Это я про себя говорю.
— Что говоришь?
— Что сидел над его могилой. Когда мы были в Боденстауне. Когда вы все пошли на митинг, я сел и стал думать о нем. Не над самой могилой, но близко.
— Молод ты сидеть над чужими могилами.
— Я умру молодым, значит, на самом деле я старше. Мой возраст надо считать по-другому, как для кошек и собак.
— Ты просто надоедливый мальчишка и доживешь до ста лет, станешь надоедливым старикашкой и будешь трясти седой бородой и декламировать скверные стихи.
Был вечер вторника, и Пат принимал ванну. Ритуал этот возник давно, еще когда братья прожили часть лета в хижине в Коннемара и Пат приучил младшего греть воду в железных котлах на плите, выливать ее в большую цинковую ванну и стоять наготове с горячими полотенцами, пока он смывает с себя грязь окрестных болот и жестокую стужу морского купанья. Хоть Кэтел и жаловался, что его «обратили в рабство», он очень дорожил своим участием в этой церемонии, которая поддерживалась ив более цивилизованной обстановке на Блессингтон-стрит, как некая мистерия, уцелевшая в измененном виде, может быть, потому, что удовлетворяла какую-то полуосознанную, полузабытую духовную потребность.
Итак, Кэтел всегда присутствовал при омовениях Пата, только его роль служки свелась теперь к вручению полотенец.

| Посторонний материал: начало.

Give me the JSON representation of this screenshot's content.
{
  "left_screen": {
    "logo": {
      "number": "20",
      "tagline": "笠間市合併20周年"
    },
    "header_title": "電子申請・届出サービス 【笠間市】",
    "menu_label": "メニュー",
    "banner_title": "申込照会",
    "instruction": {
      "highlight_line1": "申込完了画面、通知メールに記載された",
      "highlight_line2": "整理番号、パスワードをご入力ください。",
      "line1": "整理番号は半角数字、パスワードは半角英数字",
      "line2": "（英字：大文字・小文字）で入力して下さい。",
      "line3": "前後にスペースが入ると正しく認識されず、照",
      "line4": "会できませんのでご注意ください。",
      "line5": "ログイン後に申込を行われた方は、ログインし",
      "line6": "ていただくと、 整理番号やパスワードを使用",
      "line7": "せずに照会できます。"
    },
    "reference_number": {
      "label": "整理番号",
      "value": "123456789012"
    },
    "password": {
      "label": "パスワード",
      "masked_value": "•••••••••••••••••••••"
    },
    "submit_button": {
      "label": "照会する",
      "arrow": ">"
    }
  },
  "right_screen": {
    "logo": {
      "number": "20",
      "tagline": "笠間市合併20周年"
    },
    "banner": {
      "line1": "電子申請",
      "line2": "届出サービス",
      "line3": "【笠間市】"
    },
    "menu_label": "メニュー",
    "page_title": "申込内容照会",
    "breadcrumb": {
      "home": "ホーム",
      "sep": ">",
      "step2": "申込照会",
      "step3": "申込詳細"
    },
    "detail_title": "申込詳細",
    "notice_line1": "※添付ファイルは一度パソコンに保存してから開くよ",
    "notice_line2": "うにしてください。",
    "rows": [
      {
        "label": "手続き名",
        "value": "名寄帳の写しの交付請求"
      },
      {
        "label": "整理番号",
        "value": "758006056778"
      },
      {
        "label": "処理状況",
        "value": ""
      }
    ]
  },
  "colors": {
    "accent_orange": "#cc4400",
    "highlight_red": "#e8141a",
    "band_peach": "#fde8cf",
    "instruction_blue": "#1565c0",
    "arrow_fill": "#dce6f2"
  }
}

Так повелось, что эти минуты стали временем общения между братьями или по крайней мере временем, когда Пат был более обычного доступен, так что можно было незаметно попросить у него совета или дерзко сознаться в проступке. Несколько раз Пат, чувствуя, что он немного смешон в роли мокрого оракула, пытался покончить с этим обычаем, но Кэтел не пожелал отказаться от своих прав, как малый ребенок прибегая к доводу, что «так было всегда».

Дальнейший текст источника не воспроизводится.